Victoria County commissioners on Monday approved a draft of a new information technology and cybersecurity policy for Victoria County.
County Judge Ben Zeller said Monday, the county’s written IT and cybersecurity policy is “largely nonexistent.” He said it is mentioned briefly in the county’s policies, but “the kind of modern policy that addresses today’s needs, threats and challenges is certainly lacking.”
The new policy was suggested as a part of Zeller’s “Innovation 2020 & Beyond,” which includes a number of proposals for the court to consider moving into the new decade.
Since “Innovation 2020” was first announced in late 2019, Zeller said, the need for heightened cybersecurity and IT protocols has increased. Last week, Gov. Greg Abbott addressed the heightened risk of cyberattacks because of the situation in Iran, Zeller said. Further, Zeller said there have been memos sent out from various state agencies imploring area governments to ensure they are operating with best practices to prevent cyberattacks.

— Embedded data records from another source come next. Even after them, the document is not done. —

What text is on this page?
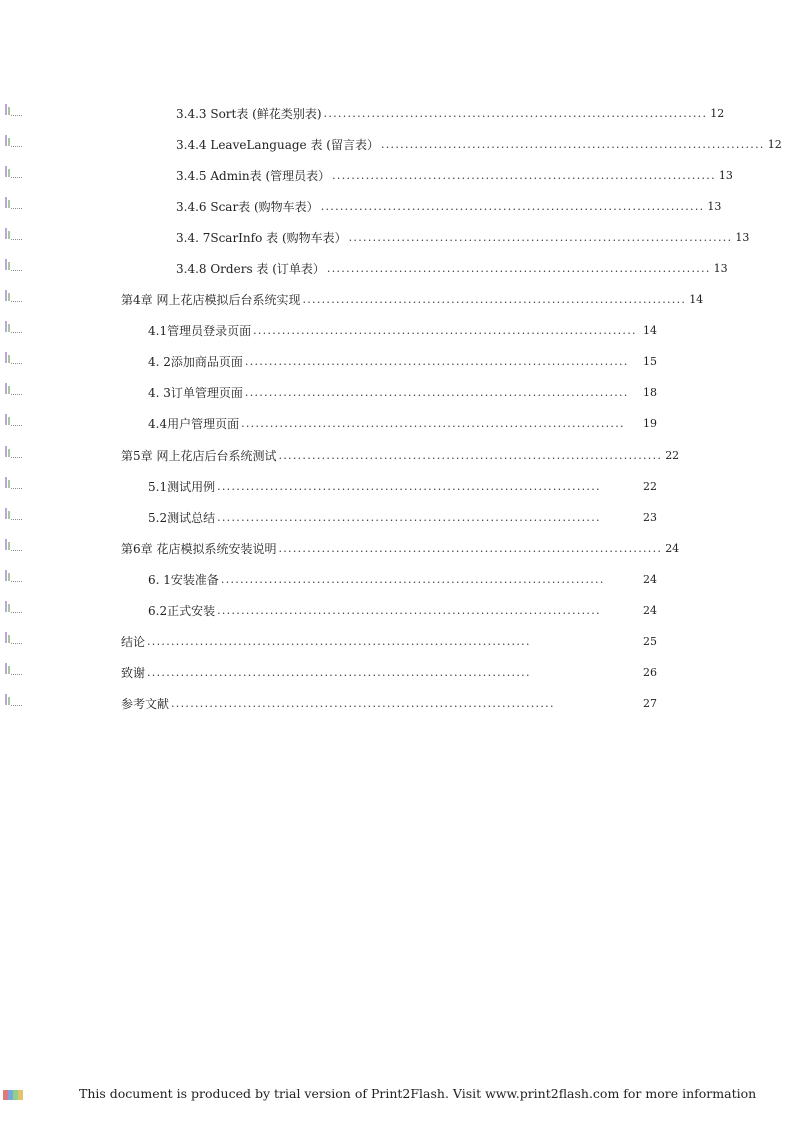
3.4.3 Sort表 (鲜花类别表) ................................................................................ 12
3.4.4 LeaveLanguage 表 (留言表） ................................................................................ 12
3.4.5 Admin表 (管理员表） ................................................................................ 13
3.4.6 Scar表 (购物车表） ................................................................................ 13
3.4. 7ScarInfo 表 (购物车表） ................................................................................ 13
3.4.8 Orders 表 (订单表） ................................................................................ 13
第4章 网上花店模拟后台系统实现 ................................................................................ 14
4.1管理员登录页面 ................................................................................ 14
4. 2添加商品页面 ................................................................................	15
4. 3订单管理页面 ................................................................................	18
4.4用户管理页面 ................................................................................	19
第5章 网上花店后台系统测试 ................................................................................ 22
5.1测试用例 ................................................................................	22
5.2测试总结 ................................................................................	23
第6章 花店模拟系统安装说明 ................................................................................ 24
6. 1安装准备 ................................................................................	24
6.2正式安装 ................................................................................	24
结论 ................................................................................	25
致谢 ................................................................................	26
参考文献 ................................................................................	27
This document is produced by trial version of Print2Flash. Visit www.print2flash.com for more information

Zeller said the new policy is one that will best address current challenges and meet the needs of the county. For example, he explained, the new policy addresses inserting a USB flash drive into a county-owned computer, which is a common tactic used to introduce a virus to a computer system. Zeller said it can occur quickly after someone picks up a USB flash drive found outside the building.
“You pick it up, what is this, stick it in your computer to find out, and boom, your whole system is infected,” he said.
The drafted policy, which can be found in the commissioners’ meeting packet, also addresses how county employees should handle downloading and installing software, setting unique passwords and more.
County Commissioner Kevin Janak said he recently received a fraudulent email that was designed to imitate a legitimate email from American Express. He said the email told him to click a link because his credit card had been used in a different state, and it “took everything he had to not press on the link.”
Janak said he later confirmed with American Express that the email was fraudulent, and warned the public Monday that people are getting “very creative” with how to camouflage scams.
“I think (the county’s new policy) is a great, great thing for the county to have,” he said.
Also Monday, commissioners met privately to discuss real property as well as personnel in the county’s administrative services department, commissioners’ court, the county judge’s office and employee clinic.
There was no action taken when the court returned to an open meeting, but the court will resume the meeting, again in a closed session, Tuesday morning.